/scraphp

Web Crawler daemon in PHP, use XPath to get content into objects and persist them.

Primary LanguagePHP

No Maintenance Intended

Introduction

Scraphp (say Scraph, last p is silent) is a web crawling program. It is basically built to be a standalone executable which can crawl websites and store extract useful content out of it. I created this script for a challenge posted by Indix on Jan 2012, where in I was asked to crawl AGMarket (http://agmarknet.nic.in/) to get the prices of all the products, and store their prices. I also had to version the prices such that it should persist across dates.

Scraph was inspired from a similar project called Scrappy, written in Python. This is not an attempt to port it, but just wanted to see how much similar properties can I build from it in less than a day.

One of the major features I would like to call it is, When you crawl the page you can extract entites out of it based on XPath. So basically when we crawl a page I create a bean whose properties are set of values got by applying the given XPath on the page. Each XPath is completely independent of the other. Currently Scraph supports creating only 1 type of object per page.

Hack into the source code, its well commented and easy to modify as per requirement. All the details of the crawling page, XPath queries are all provided in the configuration.php or you can supply your own config file, see the Usage below.

Directory Layout

./data/ - Contains the log and default scrapper.db SQLite databases

./lib/ - Contains the librarys that were used in the application

./logs/ - Contains the logs that are generated by the application.

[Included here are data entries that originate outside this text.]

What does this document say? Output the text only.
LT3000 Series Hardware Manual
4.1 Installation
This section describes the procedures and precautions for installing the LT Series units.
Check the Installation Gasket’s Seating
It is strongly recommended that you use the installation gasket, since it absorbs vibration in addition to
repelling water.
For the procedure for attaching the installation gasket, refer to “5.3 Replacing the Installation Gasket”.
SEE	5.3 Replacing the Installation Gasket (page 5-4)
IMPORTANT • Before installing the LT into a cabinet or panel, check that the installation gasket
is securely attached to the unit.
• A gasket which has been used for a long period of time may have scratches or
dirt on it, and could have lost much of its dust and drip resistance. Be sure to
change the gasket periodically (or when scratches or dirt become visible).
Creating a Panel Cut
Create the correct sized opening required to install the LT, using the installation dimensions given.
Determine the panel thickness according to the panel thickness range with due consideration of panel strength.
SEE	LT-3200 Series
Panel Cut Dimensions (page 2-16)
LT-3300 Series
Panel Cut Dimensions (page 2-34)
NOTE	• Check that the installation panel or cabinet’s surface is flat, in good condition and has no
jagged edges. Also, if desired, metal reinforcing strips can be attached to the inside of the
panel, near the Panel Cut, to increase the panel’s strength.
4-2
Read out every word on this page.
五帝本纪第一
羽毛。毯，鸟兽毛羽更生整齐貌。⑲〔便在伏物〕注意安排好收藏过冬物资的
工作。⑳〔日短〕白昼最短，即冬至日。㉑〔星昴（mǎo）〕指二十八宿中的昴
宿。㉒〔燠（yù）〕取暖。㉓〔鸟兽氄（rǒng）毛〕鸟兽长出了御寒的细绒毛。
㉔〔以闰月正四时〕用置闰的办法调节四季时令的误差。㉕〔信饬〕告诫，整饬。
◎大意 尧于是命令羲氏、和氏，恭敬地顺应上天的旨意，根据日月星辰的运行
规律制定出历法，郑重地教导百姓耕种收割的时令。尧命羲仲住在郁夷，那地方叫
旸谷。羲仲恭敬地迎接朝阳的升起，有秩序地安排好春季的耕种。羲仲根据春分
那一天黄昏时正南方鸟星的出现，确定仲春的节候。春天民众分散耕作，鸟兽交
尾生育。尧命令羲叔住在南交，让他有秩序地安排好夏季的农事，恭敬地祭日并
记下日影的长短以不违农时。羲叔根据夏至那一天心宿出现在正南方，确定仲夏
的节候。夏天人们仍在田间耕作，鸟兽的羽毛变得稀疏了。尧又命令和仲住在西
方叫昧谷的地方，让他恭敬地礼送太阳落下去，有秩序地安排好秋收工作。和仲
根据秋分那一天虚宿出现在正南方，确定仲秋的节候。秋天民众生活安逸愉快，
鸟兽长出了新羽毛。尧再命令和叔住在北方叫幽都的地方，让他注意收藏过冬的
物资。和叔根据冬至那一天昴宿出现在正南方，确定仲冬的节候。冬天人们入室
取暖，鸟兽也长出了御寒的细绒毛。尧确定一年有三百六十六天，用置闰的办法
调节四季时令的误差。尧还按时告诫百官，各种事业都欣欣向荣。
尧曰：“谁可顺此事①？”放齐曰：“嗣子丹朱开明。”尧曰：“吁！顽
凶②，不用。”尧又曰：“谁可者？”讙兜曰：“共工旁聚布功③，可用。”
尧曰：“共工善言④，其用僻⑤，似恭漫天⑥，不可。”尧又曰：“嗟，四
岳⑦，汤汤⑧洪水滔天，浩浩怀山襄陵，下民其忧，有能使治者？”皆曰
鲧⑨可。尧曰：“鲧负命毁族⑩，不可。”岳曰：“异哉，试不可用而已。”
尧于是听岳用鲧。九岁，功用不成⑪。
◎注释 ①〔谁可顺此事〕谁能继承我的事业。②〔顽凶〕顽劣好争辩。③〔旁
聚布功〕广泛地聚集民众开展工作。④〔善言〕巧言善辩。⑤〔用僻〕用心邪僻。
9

./model/ - Contains the models (Beans) and interfaces used in the application

Usage

Default configuration implemenation crawls the AGMarket (initial question) and adds the content to the datastore

$ ./scraphp

I have created a sample config for crawling Flipkart also which can be executed as

$ ./scraphp --configuration=config.flipkart.sample.php

This crawls all the products with their name, type (major classifications like books, computers, etc.) and price.

Configuration Options

Configuration layout is well documented in the samples provided.

General Method to use

  1. Copy any of the sample existing configuration and update the values of _bean and XPath
  2. Also create a class which implements the Scrapable interface and implement the method save();
  3. All the props that were defined in the configuration are available as properties in the object.
    If the prop item is not found, it will not be available, always use isset($this->item) to check if the item was crawled from the page.
  4. For datastore we are using RedBeanPHP (http://www.redbeanphp.com/manual/), for its simplicity in design. A 15 min read of the documentation can get you started in RedBean right away :-)
  5. Once the configuration and the corresponding beans are created, you can just invoke the spider as the normal executable.

Special Mention

  • When we crawl any page we use Tidy to clean the document and then load its DOM. So normal Google Chrome's or Firebug's XPath might not work on the way. Use YQL to test the XPath you are using (YQL also tidies the document). Sample YQL query might be - http://goo.gl/3NDlm

Depencies

Scrapper depends on

  • php5-tidy,
  • php5-mysql,
  • php5-sqlite,
  • php5-cli

Webserver configured with PHP5 as CGI or natively as a module (like Apache) to use the Web interface for querying the loaded data. PHP5 packages.